Les jeunes femmes se dévisagent silencieusement, mais personne ne semble vouloir baisser les yeux. Toutefois, j'ai la surprise de voir la jeune guerrière courber l'échine devant Anna. Elle passe devant chacun de nous et s'arrête devant les garçons :

– Dégagez, on vous a donné un ordre, il me semble !

Sa voix nous fait sursauter. Malgré moi, je frissonne, elle me terrifie lorsqu'elle est ainsi. Elle se tourne vivement vers moi et dit d'une voix qui me fait plus mal que si elle m'avait frappée.

– J'espère bien que tu es angoissée, car ce n'est que le début. Vous n'avez pas mis que notre vie en danger, mais celle des habitants de ce monde ainsi que tous ceux que nous avions sauvés ! Lorsqu'ils nous auront trouvés, ils dévasteront tout sur leur passage.

- Raison de plus pour se préparer ! lâchent Éole et Bromia muettes jusqu'alors.

– Attends, dit la nymphe des enfers en montrant les paumes de ses mains en avant en signe d'apaisement. Je sais ce que tu vas dire et tu as raison, je ne dis pas le contraire. Mais nous savions que devenir sédentaires présentait plusieurs risques. Les garçons ont déconné, mais nous n'avons rien entrepris pour les en empêcher.

– Nous savons tous qui tu es, sans parler du fait que les fées se parlent ainsi depuis notre évasion. Nous avons juste mis notre mouchoir dessus et essayé d'oublier qui nous étions, reprend la voix mélodieuse de la nymphe céleste.

– Éole et Bromia ont raison, poursuit Narumi. Je suis plus vieille que vous toutes réunies et les visions qui m'assaillent me préviennent depuis des jours.

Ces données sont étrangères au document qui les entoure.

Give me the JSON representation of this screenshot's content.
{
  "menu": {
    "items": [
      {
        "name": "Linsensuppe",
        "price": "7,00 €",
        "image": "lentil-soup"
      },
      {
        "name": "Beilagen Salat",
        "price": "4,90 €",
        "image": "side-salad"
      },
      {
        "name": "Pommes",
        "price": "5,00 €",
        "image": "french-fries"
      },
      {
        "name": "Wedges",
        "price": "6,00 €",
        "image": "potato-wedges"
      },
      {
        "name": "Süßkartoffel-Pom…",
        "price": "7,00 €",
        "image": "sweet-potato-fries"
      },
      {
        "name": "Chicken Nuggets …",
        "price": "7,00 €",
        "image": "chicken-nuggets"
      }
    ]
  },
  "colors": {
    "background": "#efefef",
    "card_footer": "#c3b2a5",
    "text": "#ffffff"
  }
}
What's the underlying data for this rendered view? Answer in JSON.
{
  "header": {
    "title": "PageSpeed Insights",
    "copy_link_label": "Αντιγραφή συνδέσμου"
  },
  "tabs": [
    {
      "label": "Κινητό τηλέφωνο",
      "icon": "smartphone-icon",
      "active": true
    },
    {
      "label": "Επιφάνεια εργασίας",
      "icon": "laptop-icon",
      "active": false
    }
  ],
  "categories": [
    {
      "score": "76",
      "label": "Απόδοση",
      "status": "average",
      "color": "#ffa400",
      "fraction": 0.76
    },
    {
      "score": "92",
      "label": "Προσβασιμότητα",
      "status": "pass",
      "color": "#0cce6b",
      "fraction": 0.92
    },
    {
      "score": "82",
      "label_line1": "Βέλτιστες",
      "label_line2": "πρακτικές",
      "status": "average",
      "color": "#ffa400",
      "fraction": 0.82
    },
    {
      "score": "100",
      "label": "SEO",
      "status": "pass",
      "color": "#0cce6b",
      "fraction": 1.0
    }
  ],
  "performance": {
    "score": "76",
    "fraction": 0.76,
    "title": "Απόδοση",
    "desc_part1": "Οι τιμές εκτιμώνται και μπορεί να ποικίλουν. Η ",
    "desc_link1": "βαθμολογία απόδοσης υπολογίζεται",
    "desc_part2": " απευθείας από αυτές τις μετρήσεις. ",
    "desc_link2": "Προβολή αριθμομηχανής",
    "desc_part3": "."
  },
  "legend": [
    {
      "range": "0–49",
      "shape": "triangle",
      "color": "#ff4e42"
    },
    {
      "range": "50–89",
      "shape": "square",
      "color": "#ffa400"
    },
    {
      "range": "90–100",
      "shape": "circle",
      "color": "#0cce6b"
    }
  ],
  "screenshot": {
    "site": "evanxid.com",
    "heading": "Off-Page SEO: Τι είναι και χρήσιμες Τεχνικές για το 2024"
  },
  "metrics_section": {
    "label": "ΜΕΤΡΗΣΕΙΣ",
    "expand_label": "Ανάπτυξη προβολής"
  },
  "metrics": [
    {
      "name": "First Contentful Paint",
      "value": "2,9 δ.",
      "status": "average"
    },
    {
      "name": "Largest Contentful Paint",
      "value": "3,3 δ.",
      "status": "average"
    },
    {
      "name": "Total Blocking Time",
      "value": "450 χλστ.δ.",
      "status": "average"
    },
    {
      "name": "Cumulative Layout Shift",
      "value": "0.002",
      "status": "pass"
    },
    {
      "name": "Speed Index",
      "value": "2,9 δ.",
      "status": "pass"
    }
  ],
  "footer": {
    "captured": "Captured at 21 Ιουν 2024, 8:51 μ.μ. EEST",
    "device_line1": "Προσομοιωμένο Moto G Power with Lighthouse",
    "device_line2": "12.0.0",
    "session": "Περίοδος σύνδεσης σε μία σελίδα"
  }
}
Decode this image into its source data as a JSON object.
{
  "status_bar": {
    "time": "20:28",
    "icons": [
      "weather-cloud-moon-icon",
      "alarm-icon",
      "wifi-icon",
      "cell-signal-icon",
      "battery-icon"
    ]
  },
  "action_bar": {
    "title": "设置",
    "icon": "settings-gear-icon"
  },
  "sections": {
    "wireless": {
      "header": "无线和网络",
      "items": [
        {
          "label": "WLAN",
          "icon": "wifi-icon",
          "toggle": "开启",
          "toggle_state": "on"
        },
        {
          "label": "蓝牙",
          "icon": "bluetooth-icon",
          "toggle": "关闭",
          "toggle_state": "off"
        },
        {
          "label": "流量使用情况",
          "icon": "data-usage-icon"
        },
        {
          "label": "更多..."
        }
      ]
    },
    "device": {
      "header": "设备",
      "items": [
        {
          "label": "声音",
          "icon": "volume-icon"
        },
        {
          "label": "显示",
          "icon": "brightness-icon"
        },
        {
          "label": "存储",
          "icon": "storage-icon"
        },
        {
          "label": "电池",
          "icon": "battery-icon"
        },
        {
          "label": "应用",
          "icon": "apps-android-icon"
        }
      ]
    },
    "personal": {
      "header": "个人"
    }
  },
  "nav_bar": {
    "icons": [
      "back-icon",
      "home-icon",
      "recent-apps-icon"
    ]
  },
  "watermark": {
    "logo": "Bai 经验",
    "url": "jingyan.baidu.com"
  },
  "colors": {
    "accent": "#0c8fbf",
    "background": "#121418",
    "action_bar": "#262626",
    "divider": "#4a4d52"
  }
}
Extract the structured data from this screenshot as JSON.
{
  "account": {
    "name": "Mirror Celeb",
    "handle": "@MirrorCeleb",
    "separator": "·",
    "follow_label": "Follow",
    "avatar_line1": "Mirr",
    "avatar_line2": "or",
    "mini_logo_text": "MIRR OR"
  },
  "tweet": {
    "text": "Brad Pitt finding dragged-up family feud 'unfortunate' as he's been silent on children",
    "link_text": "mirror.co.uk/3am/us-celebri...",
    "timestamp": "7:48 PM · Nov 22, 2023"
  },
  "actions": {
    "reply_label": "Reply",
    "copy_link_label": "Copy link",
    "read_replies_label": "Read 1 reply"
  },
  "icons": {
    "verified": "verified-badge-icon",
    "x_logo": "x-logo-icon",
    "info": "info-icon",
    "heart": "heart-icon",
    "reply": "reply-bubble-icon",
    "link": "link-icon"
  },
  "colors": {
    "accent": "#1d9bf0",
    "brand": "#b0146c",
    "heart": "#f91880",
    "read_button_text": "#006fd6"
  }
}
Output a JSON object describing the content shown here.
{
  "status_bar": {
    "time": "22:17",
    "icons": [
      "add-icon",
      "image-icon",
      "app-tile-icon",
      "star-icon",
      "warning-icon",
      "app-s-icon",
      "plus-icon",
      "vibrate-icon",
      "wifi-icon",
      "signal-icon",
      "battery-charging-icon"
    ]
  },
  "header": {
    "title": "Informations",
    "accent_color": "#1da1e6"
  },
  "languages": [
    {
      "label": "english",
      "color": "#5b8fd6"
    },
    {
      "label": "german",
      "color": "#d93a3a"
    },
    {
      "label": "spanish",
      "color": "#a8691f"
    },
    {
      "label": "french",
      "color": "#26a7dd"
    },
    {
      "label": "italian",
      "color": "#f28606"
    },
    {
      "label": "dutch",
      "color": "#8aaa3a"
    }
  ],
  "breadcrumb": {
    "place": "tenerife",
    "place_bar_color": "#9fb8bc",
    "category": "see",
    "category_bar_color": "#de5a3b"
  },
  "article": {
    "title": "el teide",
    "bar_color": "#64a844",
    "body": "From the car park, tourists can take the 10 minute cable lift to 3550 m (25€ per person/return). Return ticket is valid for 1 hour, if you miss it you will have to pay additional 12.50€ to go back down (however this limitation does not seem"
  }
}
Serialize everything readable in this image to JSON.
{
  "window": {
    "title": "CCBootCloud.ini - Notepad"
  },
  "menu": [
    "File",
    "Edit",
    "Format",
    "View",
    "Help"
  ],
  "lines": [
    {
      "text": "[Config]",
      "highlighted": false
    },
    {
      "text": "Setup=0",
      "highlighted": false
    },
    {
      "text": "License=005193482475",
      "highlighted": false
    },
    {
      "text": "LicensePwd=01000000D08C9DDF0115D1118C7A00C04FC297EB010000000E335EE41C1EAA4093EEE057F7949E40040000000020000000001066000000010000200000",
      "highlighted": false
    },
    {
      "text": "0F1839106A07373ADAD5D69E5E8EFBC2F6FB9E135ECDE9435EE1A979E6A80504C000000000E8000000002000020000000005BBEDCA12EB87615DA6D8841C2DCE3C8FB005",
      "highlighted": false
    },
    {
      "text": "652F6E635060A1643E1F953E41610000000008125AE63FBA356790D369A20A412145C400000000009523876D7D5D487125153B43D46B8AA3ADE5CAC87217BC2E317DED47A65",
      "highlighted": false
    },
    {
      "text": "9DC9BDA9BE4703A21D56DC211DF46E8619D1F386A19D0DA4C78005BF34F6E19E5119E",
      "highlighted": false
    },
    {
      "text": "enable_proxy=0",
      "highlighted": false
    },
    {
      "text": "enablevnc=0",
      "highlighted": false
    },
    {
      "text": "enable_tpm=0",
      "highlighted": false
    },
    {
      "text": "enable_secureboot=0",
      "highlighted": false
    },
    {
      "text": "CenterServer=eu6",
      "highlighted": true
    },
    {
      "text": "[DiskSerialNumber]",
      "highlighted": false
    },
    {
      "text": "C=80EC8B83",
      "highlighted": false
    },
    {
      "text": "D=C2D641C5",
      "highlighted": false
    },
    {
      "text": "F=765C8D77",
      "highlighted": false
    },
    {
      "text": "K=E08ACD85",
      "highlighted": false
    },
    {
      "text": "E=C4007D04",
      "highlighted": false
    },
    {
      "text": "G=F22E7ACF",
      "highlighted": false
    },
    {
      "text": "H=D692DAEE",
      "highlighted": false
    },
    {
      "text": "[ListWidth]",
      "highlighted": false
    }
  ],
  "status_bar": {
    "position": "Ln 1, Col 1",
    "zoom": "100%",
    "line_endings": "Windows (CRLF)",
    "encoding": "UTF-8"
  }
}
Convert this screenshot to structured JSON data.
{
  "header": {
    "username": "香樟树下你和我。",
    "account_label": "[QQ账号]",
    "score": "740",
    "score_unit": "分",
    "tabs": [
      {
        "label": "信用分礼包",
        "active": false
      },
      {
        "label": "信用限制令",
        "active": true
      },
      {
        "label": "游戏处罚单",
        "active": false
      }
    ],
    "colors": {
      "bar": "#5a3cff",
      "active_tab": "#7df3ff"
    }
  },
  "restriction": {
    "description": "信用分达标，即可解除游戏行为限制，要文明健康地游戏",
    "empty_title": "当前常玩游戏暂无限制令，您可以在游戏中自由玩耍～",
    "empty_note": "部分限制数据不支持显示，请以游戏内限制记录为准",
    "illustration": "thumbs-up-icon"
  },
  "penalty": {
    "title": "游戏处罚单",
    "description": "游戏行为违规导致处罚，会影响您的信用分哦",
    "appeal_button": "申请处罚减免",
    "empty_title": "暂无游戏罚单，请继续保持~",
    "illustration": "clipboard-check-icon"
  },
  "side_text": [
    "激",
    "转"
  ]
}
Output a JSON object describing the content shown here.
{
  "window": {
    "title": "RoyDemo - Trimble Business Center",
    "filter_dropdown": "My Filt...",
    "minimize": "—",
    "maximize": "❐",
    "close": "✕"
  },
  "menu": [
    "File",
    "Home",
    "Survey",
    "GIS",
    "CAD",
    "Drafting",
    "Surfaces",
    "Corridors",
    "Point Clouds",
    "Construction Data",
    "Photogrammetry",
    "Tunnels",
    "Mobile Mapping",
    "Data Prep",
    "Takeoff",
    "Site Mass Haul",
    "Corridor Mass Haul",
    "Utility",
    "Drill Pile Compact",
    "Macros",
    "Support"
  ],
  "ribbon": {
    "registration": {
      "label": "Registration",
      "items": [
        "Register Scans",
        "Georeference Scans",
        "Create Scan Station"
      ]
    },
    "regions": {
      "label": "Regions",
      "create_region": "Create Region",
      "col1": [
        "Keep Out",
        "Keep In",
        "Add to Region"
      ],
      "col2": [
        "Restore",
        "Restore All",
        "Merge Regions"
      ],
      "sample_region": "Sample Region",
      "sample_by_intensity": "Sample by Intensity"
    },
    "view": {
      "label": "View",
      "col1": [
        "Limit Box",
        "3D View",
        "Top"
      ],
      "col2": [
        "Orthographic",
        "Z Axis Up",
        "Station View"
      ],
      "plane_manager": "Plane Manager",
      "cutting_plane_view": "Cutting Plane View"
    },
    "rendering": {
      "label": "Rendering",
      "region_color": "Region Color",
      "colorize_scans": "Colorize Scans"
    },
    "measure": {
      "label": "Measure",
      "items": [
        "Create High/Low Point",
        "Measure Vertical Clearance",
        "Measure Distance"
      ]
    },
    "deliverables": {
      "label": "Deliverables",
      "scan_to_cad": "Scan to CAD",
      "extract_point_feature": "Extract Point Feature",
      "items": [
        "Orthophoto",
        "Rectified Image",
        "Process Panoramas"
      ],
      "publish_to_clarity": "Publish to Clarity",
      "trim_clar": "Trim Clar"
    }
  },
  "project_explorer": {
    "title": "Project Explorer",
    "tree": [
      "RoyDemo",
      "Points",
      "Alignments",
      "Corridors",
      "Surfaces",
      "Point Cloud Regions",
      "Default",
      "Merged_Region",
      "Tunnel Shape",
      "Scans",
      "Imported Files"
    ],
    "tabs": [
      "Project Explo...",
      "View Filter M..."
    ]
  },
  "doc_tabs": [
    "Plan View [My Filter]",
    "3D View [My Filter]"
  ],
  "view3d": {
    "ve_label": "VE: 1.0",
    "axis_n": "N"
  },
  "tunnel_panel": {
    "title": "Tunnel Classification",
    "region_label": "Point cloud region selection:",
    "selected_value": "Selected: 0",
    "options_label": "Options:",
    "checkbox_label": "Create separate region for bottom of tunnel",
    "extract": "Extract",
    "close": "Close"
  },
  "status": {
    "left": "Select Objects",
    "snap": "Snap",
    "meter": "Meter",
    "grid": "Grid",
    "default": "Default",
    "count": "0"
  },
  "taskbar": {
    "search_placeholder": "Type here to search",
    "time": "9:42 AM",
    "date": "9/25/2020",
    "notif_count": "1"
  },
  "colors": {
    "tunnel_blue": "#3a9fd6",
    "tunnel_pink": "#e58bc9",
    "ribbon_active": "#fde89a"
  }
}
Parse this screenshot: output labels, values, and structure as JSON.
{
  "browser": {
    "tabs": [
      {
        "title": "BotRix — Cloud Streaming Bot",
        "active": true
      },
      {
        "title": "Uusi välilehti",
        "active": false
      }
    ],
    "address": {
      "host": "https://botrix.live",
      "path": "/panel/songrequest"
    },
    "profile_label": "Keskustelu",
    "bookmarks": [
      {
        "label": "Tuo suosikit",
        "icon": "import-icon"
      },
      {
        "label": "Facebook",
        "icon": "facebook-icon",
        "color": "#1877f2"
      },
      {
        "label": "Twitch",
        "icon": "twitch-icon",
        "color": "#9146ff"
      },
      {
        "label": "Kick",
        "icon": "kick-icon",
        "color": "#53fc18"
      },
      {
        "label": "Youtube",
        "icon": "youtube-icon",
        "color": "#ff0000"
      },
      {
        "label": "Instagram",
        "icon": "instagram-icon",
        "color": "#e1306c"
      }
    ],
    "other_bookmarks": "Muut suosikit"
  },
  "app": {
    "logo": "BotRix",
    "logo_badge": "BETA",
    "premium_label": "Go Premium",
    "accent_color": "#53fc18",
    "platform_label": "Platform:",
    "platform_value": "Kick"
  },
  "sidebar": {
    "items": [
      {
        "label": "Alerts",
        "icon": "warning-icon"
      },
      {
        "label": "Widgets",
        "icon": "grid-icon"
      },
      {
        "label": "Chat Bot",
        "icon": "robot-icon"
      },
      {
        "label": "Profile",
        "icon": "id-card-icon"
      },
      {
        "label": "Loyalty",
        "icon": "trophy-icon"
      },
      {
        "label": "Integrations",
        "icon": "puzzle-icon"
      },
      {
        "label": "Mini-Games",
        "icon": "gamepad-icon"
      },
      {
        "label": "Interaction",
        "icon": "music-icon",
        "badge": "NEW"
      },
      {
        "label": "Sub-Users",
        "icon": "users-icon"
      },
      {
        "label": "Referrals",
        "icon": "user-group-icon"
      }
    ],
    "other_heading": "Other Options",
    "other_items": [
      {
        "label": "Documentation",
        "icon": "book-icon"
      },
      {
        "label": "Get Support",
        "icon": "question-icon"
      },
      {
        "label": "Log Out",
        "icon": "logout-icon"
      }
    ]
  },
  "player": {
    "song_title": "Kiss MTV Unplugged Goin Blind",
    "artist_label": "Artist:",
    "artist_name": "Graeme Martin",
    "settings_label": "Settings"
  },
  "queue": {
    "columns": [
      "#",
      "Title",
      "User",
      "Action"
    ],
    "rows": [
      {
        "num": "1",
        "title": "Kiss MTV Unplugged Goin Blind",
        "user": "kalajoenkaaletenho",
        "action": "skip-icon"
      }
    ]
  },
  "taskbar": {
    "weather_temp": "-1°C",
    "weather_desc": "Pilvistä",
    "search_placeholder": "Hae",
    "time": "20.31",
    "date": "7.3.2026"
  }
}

Annabellia nous fixe et pousse un soupir qui me rend malade. Je l'ai tellement déçue. Elle se passe la main sur le visage, les garçons en profitent pour déguerpir. Elle garde les yeux fermés puis dans un murmure, elle reprend :

– Ce n'est pas la seule emmerde qui nous attend.

- C'est-à-dire ? demande Topaze.

– Cette boîte... soupire-t-elle en se passant les mains sur le visage.

– Oui, je les ai sentis, l'interromps-je. C'est rempli d'incubes.

Annabellia glisse ses doigts dans ses cheveux. Elle s'étire le cou, tête levée vers le plafond et révèle une des raisons de son irritation. Si je n'avais pas vu les mines stupéfaites de mes amies et de ma sœur, j'aurais pu croire que j'avais rêvé sa phrase.

– Ma libido vient de se réveiller, j'ignore même si c'est bien moi qui ai appelé Dimitri.

- Nom de Dieu ! lâchons-nous toutes de concert.

– Ce n'est pas le pire.

– Je ne vois pas ce qui pourrait être pire que d'avoir appelé le maître des vampires, s'exclame Bromia.

On pourrait croire qu'elle est en colère, mais elle semble juste apeurée et pour terrifier une nymphe des enfers, il en faut. Cela vous donne une idée du personnage qui vient de nous retrouver.

– Il n'y a pas que ce dégénéré de vampire qui m'inquiète, mais je crains de ne pouvoir résister à cet homme, nous confie notre amie dont les larmes coulent le long de ses joues.

Nous savons que si c'est le cas, alors son père aussi sera sur notre dos et la mort, elle-même paraîtra plus douce.